Hey gang,
Just a short drive-by while I am working on the next exciting installment of my “WTF is wrong with me? Series”. With any luck that’ll be ready tomorrow.
I couldn’t wait to share this little bit of insight though. It’s something that has always secretly irked me because I couldn’t fully get behind it. I wanted to, and I kinda knew it to be true, but there was always this annoying little voice in the back of my head whispering, “Really? Is that really true or is that something we make up to make us feel better about ourselves when we are chunkier than we would like to be?”
And then yesterday happened and I had evidence that made it clear. I do like a bit of evidence.

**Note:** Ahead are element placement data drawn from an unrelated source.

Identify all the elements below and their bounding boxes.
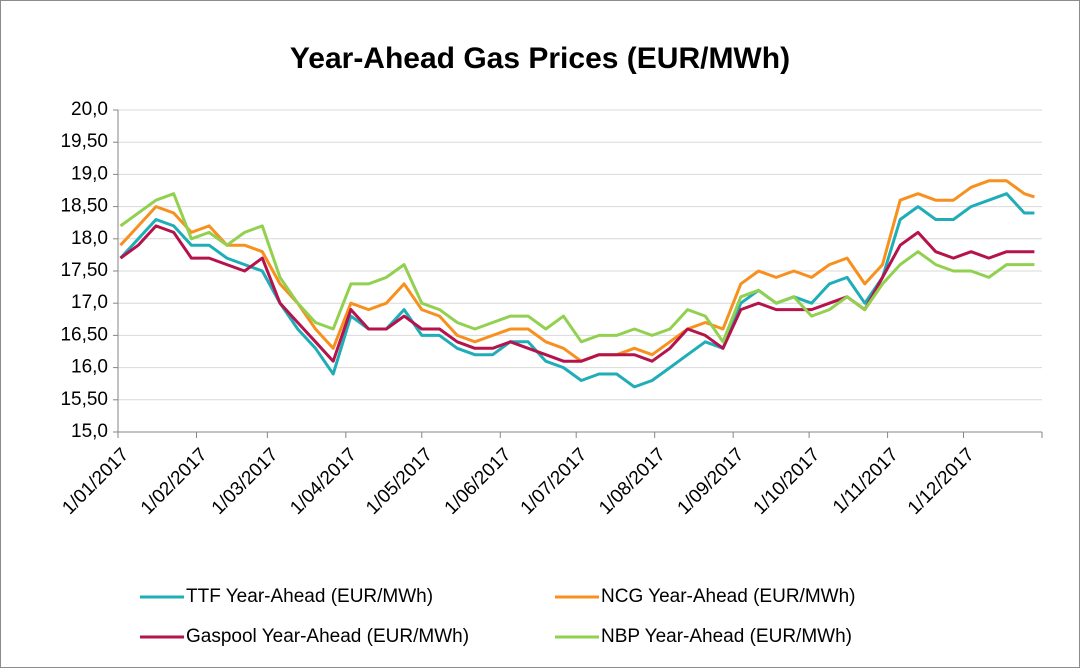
series-line: [119, 224, 1035, 363]
series-line: [119, 192, 1035, 344]
y-tick-label: 16,0: [71, 357, 108, 378]
y-tick-label: 18,50: [60, 196, 108, 217]
y-tick-label: 15,50: [60, 389, 108, 410]
y-tick-label: 19,50: [60, 131, 108, 152]
legend-label: TTF Year-Ahead (EUR/MWh): [186, 586, 433, 607]
y-tick-label: 15,0: [71, 421, 108, 442]
chart-title: Year-Ahead Gas Prices (EUR/MWh): [290, 42, 790, 75]
y-tick-label: 16,50: [60, 324, 108, 345]
y-tick-label: 20,0: [71, 99, 108, 120]
y-tick-label: 17,50: [60, 260, 108, 281]
legend-label: NCG Year-Ahead (EUR/MWh): [601, 586, 855, 607]
legend-label: NBP Year-Ahead (EUR/MWh): [601, 626, 852, 647]
legend-label: Gaspool Year-Ahead (EUR/MWh): [186, 626, 469, 647]
series-line: [119, 192, 1035, 389]
y-tick-label: 17,0: [71, 292, 108, 313]
y-tick-label: 18,0: [71, 228, 108, 249]
y-tick-label: 19,0: [71, 163, 108, 184]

And by evidence I mean real, live, actual stuff.
3 months ago my blood looked like this:
Hemoglobin A1c: 5.8 % *** this is pre-diabetic ***
Cholesterol LDL: 208 mg/dL
Cholesterol: 290 mg/dL
Cholesterol/HDL Ratio: 5.47
Cholesterol HDL: 53 mg/dL
Triglyceride: 146 mg/dL
Now my blood looks like this:
Hemoglobin A1c: 4.6 % ***this is lower end of normal***
Cholesterol LDL: 181 mg/dL
Cholesterol: 249 mg/dL
Cholesterol/HDL Ratio: 4.37
Cholesterol HDL: 57 mg/dL
Triglyceride: 57 mg/dL
Notes from my Doc: “A1c (three-month glucose average) looks MUCH better! Was 5.8% which is ‘Pre-diabetic’, now 4.6 which is EXCELLENT!! Lipid panel looks much better! Cholesterol/HDL ratio lower (average is 4.5, lower is better and yours is 4.37). Triglyceride/HDL ratio is ***EXCELLENT*** at exactly 1.0 — this is phenomenal!!!!”

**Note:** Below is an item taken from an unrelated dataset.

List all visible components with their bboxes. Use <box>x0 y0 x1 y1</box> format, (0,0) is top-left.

Now, regardless of what I did that caused such a dramatic positive change – the point of this little postette was to say – there was no visible change in my body composition after the 3 months. My weight was EXACTLY to the pound the same on both days that I had blood drawn.
I am no fatter and no slimmer than when the first draw was taken but my health markers are significantly better now.
And that’s how it’s true that slim ≠ healthy.
DavidFW1960You should read Malcolm Kendricks’ excellent book ‘Doctoring Data’ – in it he cites studies that prove that the people who live longest are actually overweight (not obese but classed as overweight and you’d never know it from the title of the paper)
Dr Mike KeenPeople from the Indian subcontinent are notoriously slim on the outside but ‘fat’ on the inside. They carry pathological amounts of visceral fat and suffer much higher rates of Coronary Heart Disease and T2DM than similar white populations!!
HelenCongrats on the blood results – that’s amazing. I am with you completely on this. I have MS, and so health to me means being as symptom free as I can get. Body composition isn’t a factor for me.
Keep up the good work!
SusanImpressive! I can’t wait to hear the rest of the story.